Euroconsult is forecasting a trillion dollar “explosion” in the satellite market by 2031, driven by a shift to data-driven applications and the rise of pay-as-you-go, service-driven approaches.
In their new report, Satellite Connectivity and Video Market, and in the presentation by Euroconsult Canada managing director Nathan de Ruiter at this week’s World Satellite Business Week conference (WSBW), Euroconsult is forecasting stunning growth in services-based revenue for satellite operators. They expect that data applications will jump from 15% of total market revenue to 41% of total market revenue.
While they grant that some of that shift will come from a broad decline in satellite-based video and television applications—predicting a loss of 26 million direct-to-home TV subscribers and 8500 satellite TV channels—that will be greatly overshadowed by the rise of data applications and data-based services. This shift, as operators look to avoid a “commodity price trap” by reorienting to service-based offerings, could make them over $1.2 trillion by the end of 2031.

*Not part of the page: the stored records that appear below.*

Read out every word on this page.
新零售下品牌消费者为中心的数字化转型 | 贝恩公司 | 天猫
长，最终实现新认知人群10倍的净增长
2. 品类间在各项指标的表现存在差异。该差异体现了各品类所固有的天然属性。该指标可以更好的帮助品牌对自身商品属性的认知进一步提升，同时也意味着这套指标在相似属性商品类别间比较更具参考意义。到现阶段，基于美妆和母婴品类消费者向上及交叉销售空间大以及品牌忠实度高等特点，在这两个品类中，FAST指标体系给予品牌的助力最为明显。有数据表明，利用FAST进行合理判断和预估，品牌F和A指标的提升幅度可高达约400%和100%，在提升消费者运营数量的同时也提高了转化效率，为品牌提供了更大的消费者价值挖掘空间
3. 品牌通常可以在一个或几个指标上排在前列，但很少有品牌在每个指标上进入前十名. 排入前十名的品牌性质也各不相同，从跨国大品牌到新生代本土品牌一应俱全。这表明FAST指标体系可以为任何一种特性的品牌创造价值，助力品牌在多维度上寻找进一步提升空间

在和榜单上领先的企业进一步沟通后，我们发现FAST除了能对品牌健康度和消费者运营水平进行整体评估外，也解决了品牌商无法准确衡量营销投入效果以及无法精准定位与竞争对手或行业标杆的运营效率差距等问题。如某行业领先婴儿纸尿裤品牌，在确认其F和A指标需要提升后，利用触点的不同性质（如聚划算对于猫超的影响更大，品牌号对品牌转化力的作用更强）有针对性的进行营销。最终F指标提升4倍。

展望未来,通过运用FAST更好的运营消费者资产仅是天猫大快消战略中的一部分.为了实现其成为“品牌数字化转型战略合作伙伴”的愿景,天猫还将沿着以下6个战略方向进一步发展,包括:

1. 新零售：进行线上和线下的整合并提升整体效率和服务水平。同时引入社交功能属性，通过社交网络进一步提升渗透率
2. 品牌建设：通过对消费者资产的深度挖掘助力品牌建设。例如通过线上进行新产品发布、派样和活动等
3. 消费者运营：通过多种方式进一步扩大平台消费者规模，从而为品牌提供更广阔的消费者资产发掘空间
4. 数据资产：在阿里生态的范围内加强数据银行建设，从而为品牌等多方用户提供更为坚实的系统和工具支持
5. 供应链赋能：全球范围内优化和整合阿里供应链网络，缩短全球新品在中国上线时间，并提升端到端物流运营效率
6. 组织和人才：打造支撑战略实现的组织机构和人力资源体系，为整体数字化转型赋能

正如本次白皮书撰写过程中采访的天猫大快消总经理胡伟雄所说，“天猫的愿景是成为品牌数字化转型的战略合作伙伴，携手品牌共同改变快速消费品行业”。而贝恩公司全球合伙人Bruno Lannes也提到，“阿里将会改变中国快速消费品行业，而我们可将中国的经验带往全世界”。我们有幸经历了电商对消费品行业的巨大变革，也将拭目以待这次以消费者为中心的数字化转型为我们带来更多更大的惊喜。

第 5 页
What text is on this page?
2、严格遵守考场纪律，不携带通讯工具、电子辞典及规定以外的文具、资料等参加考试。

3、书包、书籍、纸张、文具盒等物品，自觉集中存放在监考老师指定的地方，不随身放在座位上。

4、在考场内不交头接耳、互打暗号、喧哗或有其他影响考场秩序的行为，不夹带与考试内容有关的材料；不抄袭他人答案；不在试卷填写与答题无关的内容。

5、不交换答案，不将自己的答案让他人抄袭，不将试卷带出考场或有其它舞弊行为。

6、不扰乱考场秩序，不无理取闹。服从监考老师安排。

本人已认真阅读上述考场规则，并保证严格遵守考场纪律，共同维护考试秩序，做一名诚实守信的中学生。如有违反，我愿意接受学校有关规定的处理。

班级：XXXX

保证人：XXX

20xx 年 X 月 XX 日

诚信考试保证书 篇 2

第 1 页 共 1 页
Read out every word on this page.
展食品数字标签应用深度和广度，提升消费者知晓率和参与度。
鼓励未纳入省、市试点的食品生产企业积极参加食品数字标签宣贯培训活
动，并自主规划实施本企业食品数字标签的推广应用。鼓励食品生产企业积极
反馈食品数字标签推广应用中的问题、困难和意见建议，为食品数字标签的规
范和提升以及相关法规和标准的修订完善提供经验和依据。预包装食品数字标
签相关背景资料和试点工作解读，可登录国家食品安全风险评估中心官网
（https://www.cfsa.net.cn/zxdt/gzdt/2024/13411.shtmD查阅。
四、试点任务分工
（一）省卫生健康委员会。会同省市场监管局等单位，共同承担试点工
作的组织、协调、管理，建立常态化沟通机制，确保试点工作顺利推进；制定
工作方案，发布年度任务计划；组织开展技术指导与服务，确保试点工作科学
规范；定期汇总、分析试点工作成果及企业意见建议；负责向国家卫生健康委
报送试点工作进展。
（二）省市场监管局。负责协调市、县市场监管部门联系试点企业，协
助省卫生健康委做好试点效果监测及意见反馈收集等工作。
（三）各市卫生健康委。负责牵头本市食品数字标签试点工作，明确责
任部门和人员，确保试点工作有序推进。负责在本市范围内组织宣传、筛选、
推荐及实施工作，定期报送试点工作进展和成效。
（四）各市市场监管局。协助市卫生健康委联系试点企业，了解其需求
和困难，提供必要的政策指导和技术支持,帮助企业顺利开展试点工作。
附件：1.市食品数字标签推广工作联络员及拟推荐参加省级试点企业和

They also pointed to two other key shifts that will help make this growth happen. First, Euroconsult managing consultant Dimitri Buchs pointed to a shift in business models to “pay as you go” as a risk-reduction method for both broadcasters and SPs, saying “Whereas pay-as-you-go was mostly used in data segments, it has become more apparent in the video segment in recent years, notably for new players entering the market. Consequently, satellite operators’ backlogs have decreased in recent years.”
The other shift is the increasing use of “non-geostationary orbit satellites” (NGSO), like those in low earth orbits or polar orbits. Their release said that “the rapidly growing importance of NGSO in connectivity markets is heavily impacting the FSS industry, with an increasing number of players looking at a multi-orbit strategy to expand their business, as highlighted by Eutelsat’s recently announced merger with OneWeb.”
Despite headwinds from the COVID-19 pandemic and the conflict in Ukraine, causing supply chain and manufacturing “bottlenecks”, they predict a “substantial growth in capacity supply to more than 97 Terabytes per second within the next 5 years, an added supply accounted for up to 94% by NGSOs”. That increase in supply will be accompanied by 13x growth in capacity demand, which will boost capacity revenues from $10.2b in 2021 to $22.4b in 2031, as operators continue “opening the floodgates of new capacity.”
In his presentation at WSBW on Monday, de Ruiter added that “There is so much room for growth…only 10 percent of the universal broadband access market is currently penetrated by satellite and below 20 percent of the addressable mobility market is currently captured by satellite.” He also said that they expect serious consolidation, where “large incumbents…acquire new entrants and component suppliers to better control the supply chain.”